Let's All Try Not to Be Jerks
To summarize, this mama recently had an experience at a store with her little one whereby her poor little guy was upset for some unknown reason and was very unhappy during her shopping excursion. Rather than receiving encouragement and/or sympathy, this mom felt hostility coming from other shoppers. I have to admit that I can't relate to this a ton in that in all of Boo's 3 1/2 years he's only lost it in public once. I do remember getting a few sympathetic looks that time and so I feel fortunate to have experienced that.
But what I have experienced is the opposite extreme. For the most part my child is polite and good-mannered when we're out and about. He does have his whiny moments and all, but nothing outright tantrumy usually. My point here is not what an angel my child can be, but that I often get compliments about how "quiet" he is, how "well-behaved", how "good." And I admit that as much as I'd like to puff up with mothery pride, there's always a part of me that wonders "Well, what if he was loud and kicking and screaming on the floor? What if bright lights and loud noises overstimulated him so much that he lost it each and every time I went into a store? Would this make him any less good?"
I get nervous at church where I have received several such comments on his "goodness". I wonder about how long this will last. Heaven forbid my child have a bad day in front of others. Will he then cease to be good? I have to wonder, what does this say about our culture and the value that is placed on children? A quiet child is a good child. So much for the child with so much spirit and zest for life that sitting still is an impossible feat. Or the child with such incredible depth of emotion and passion that life's daily challenges cause emotional overload and constant melt downs. Do things like this make a child bad?

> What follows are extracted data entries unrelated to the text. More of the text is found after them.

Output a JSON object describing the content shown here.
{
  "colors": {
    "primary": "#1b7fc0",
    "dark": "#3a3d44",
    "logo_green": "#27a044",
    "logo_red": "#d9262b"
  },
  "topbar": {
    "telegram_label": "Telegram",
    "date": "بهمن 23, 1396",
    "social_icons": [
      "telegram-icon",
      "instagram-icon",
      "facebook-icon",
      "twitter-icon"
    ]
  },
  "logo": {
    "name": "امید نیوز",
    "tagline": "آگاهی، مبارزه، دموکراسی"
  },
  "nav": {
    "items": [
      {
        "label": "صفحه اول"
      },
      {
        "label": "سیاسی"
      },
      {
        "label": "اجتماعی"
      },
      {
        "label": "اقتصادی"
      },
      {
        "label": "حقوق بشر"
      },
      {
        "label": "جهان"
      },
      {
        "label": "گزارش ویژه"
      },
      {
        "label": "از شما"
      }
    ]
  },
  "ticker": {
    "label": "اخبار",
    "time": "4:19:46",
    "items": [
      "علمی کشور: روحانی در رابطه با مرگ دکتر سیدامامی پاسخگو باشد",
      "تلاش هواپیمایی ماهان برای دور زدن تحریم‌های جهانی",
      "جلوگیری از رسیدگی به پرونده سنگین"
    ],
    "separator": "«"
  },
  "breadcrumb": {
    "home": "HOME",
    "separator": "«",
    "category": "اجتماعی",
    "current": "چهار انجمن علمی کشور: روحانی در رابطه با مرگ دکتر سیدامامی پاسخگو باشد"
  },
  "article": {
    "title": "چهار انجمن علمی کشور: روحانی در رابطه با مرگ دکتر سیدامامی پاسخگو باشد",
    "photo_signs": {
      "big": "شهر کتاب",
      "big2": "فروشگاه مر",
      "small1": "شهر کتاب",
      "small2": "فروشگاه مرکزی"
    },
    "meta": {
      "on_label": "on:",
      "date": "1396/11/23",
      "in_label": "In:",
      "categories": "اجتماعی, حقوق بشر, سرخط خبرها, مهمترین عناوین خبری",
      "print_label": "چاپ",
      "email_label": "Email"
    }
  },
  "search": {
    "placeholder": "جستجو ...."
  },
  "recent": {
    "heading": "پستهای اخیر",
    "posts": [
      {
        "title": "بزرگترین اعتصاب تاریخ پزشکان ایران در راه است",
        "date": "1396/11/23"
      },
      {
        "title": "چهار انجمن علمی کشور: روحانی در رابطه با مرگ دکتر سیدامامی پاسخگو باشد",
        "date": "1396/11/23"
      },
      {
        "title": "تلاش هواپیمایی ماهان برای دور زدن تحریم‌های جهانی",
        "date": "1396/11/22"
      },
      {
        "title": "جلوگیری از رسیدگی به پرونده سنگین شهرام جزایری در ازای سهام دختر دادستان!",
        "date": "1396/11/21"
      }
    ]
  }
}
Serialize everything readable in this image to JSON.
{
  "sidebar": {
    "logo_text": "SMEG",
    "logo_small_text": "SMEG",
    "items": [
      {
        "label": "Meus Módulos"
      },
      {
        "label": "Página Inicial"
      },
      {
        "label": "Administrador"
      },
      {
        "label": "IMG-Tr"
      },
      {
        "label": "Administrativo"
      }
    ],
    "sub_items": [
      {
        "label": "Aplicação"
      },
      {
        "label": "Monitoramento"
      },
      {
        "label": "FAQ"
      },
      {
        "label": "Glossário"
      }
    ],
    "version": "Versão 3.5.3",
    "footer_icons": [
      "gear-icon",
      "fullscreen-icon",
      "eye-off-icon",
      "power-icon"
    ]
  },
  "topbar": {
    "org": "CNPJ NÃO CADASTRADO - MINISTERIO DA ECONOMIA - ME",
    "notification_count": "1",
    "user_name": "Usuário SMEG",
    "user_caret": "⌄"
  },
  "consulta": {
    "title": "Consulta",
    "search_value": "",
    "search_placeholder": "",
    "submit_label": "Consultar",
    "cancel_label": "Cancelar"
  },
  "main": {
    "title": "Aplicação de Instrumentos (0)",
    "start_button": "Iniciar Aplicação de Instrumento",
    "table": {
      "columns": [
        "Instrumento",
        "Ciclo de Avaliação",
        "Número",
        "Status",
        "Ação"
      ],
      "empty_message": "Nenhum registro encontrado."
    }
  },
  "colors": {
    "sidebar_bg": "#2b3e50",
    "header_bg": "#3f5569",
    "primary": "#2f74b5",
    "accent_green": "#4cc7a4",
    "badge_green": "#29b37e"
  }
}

I feel like this black and white thinking when applied to children is so very damaging. Children pick up on the perceptions of those around them. Will a child who was always seen as "good" grow into perfectionism later in life in order to continue to please those around him? Will a child seen as "bad" make choices that confirm that label later in life? Let's not view chidren as good or bad, but as colorful and wonderful individuals that are worth knowing and respecting. Wouldn't it be wonderful if as a society we could be supportive of the whole child, including the bad days and the meltdowns? What if we could likewise be supportive of frazzled mothers who are trying hard enough to simultaneously hold it together and support their child amidst trying moments? At least in my mind that would be an improvement to society. Thoughts?